Non so se qualcuno vorrà fare l’esperimento, perché vederlo una volta sola, l’ultimo film di Michael Haneke, basta, e forse avanza: ma sarebbe interessante, Happy end, vederlo una seconda volta, all’incontrario, seguendone il riavvolgimento. Probabilmente, nella prima scena,rimarremmo colpiti dall’uso documentaristico e perverso che una tredicenne fa dello smartphone, esattamente come nella versione dall’ordine corretto, poiché è così che circolarmente si conclude il film.

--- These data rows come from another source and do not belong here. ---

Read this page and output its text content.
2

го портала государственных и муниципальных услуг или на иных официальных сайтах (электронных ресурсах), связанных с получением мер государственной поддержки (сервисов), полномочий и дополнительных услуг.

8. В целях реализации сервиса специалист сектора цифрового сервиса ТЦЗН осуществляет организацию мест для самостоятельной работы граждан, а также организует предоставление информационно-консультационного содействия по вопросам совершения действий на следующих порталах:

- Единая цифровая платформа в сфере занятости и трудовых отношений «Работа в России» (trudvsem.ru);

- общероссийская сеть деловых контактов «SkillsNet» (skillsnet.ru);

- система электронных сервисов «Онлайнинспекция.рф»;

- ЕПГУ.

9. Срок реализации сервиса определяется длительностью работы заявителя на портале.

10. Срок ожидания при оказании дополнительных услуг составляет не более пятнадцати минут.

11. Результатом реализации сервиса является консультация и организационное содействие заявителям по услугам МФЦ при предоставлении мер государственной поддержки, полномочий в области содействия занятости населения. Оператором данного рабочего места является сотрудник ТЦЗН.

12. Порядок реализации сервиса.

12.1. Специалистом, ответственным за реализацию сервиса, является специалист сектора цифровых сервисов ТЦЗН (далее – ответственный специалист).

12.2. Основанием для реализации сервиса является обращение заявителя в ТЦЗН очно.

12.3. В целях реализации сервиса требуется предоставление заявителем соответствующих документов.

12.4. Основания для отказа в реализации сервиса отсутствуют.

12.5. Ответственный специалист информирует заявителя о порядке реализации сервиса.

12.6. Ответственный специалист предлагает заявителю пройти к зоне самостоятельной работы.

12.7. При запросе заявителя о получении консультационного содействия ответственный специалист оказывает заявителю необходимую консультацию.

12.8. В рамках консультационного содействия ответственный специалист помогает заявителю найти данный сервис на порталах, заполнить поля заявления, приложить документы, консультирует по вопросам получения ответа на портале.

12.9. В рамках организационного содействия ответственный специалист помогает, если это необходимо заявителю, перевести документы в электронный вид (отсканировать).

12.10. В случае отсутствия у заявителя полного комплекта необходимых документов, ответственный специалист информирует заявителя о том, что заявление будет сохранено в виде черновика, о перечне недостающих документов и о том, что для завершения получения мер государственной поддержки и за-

E nella fase finale del riavvolgersi penseremmo della giovane Eve:
“Eh, addirittura! Ma questa è proprio irrecuperabile”, trovando il finale ancora più bieco e crudele del principio, come in realtà ci era capitato con la sequenza giusta. Ma soprattutto, ne sono convinto, ribaltando l’intreccio (l’ordine del regista) avremmo non soltanto la medesima storia ma anche, per grandi linee, lo stesso intreccio e dovremmo ammettere che Haneke più che girare un film ha scattato una fotografia, un’istantanea che riproduce quel che resta di una dinastia familiare una volta che le si è sottratto tutto: le emozioni, l’intraprendenza, la rapacità, l’operosità, buona parte delle risorse economiche e persino il cinismo, che è già troppo impegnativo per un’accolita di ectoplasmi, ed è ridotto a riflesso condizionato dell’indifferenza e del tedio.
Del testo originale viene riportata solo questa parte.